Real property rentals and equipment leases are examples of executory contracts. In these contracts, the lessor has a duty to give future possession of the property and the lessee has an obligation to make lease payments.
Executory contracts matter in a New York bankruptcy because the debtor or a bankruptcy trustee determines whether to perform or refuse to perform duties under an executory contract. The entire agreement must be assumed or rejected. The debtor or trustee may not assume part of the agreement and reject or modify the rest of the deal.
In a Chapter 7, where the bankruptcy estate gets liquidated, executory contracts must be assumed or rejected within 60 days of the filing of the bankruptcy petition. In Chapter 13 bankruptcy, executory contracts must be assumed or rejected before confirmation of a repayment plan unless the court allows for another date. The repayment plan details how much the debtor will pay creditors over time.
Agreeing to perform an executor contract translates to assumption of the agreement and refusing to perform means rejection of the contract. Rejection is automatic if the deal is not assumed within a certain time. Rejection of an executory agreement is treated as a pre-petition breach of contract, with damages treated as an unsecured claim. An unsecured claim has lower priority than a secured claim, and may not get paid if there are not enough assets in a bankruptcy estate.

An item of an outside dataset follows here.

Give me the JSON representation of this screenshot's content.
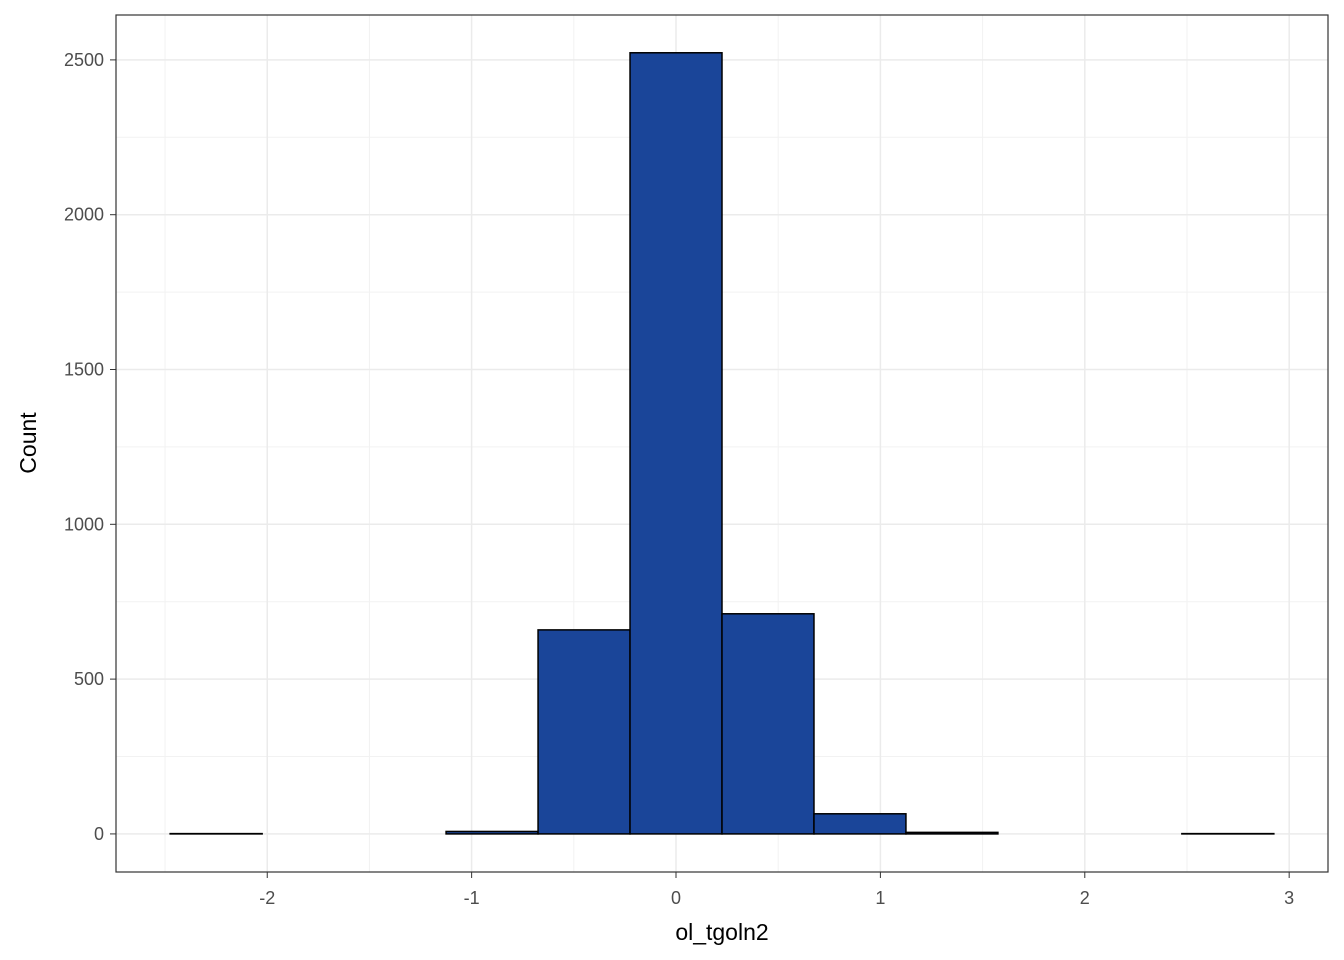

If a New York debtor assumes the executory contract, the debtor has to cure any defaults, and show that it can really perform in the future. Assumption requires court approval. If a debtor assumes and assigns the executory contract to another party, such as a buyer of assets, the debtor has to cure any defaults and the purchaser has to show that the buyer can really perform under the agreement in the future. An executory agreement may usually be assigned though it has an anti-assignment clause in the contract. An anti-assignment clause usually does not allow for assignment of a contract unless a party gives its consent for assignment. Under bankruptcy laws, a debtor may assign its agreement to a third party to take over the performance though the non-debtor party negotiated a requirement that its consent must be obtained prior to assignment.